Each comparative example is substantially the same manner as Example 6, and difference is the composition of confining liquid, is specifically shown in Table 4.

Salt spray corrosion test and drop are carried out to 6063 positive pole oxidation film on aluminum alloy surface after each comparative example Seal treatment Corrosion test, as a result still it is shown in Table 4.

Table 4

	Comparative example 1	Comparative example 2	Comparative example 3	Comparative example 4	Comparative example 5
						Aluminium alloy	6063 aluminium alloys	6063 aluminium alloys	6063 aluminium alloys	6063 aluminium alloys	6063 aluminium alloys
Cerous nitrate	-	15g/L	-	15g/L	17g/L
						Cerous sulfate	15g/L	-	15g/L	-	-
Lanthanum nitrate	-	3g/L	3g/L	3g/L	-
						Ammonium persulfate	1.5g/L	1.5g/L	-	-	-
Potassium permanganate	-	-	1.5g/L	1.5g/L	0.6g/L
						Potassium pyrophosphate	-	-	-	-	0.27g/L
Salt-fog resistant time	137h	140h	132h	120h	116h
						The resistance to drop time	11.12s	11.21s	11.08s	10.85s	10.59s

Wherein comparative example 5 is the confining liquid of Chinese patent literature CN102650068A embodiments 1.

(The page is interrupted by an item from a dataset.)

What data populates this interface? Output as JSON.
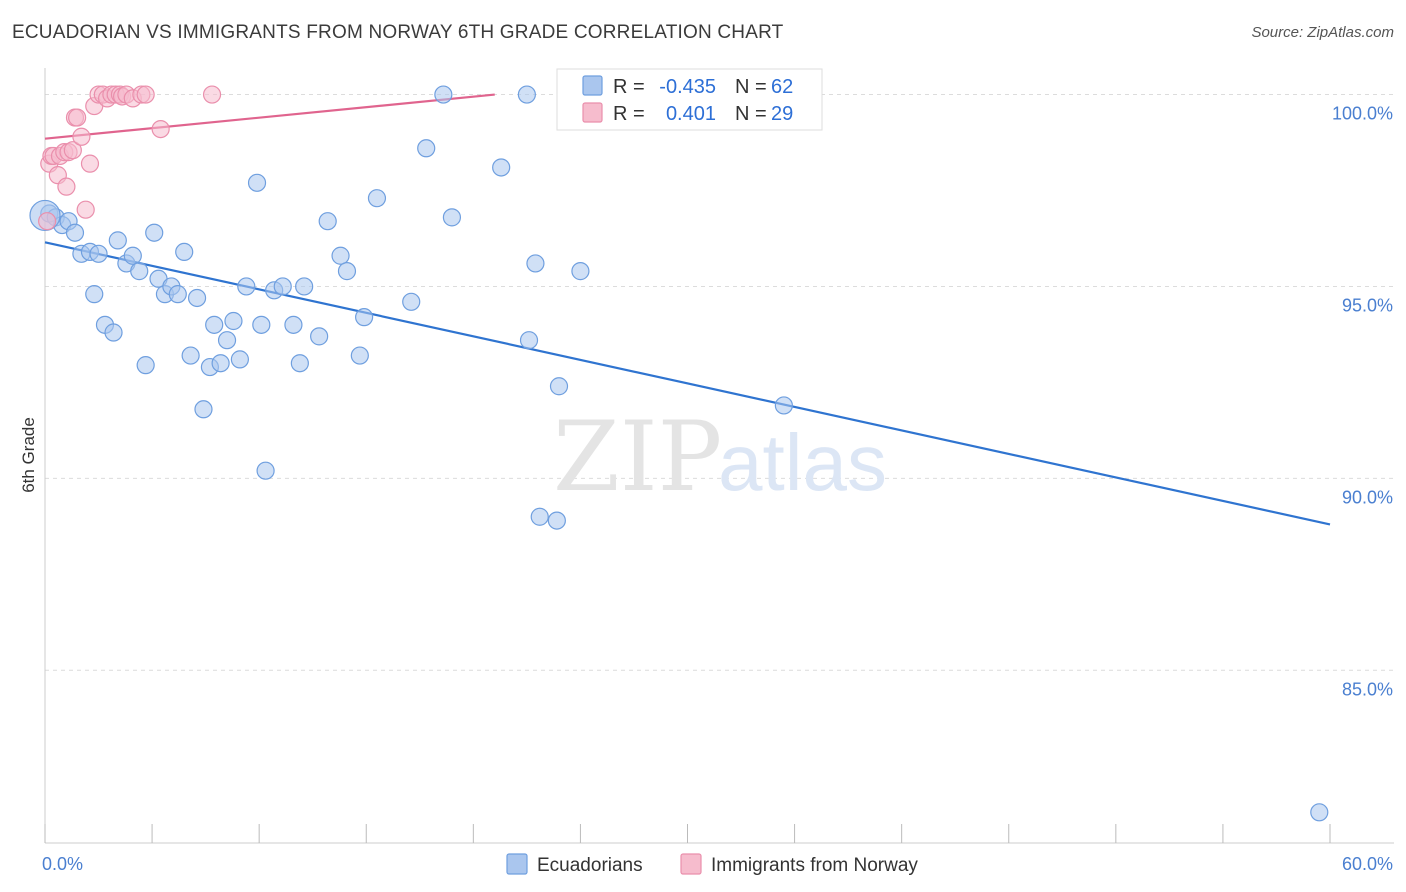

As can be seen from Table 4：6063 positive pole oxidation film on aluminum alloy surface after each comparative example Seal treatment it is corrosion-resistant Performance is undesirable, especially comparative example 4 and comparative example 5.

Claims

1. a kind of Seal treatment method in aluminum alloy surface processing, it is that the aluminium alloy after surface treated is placed in into confining liquid Middle immersion, wash, dry after taking-up；It is characterized in that：The confining liquid is made up of the component of following concentration：Four cerium sulfate hydrates 15g/L, lanthanum nitrate hexahydrate 3g/L, ammonium persulfate 1.5g/L；The time of the immersion is 60min, and confining liquid temperature is 50 DEG C； Described surface treatment is anodic oxidation.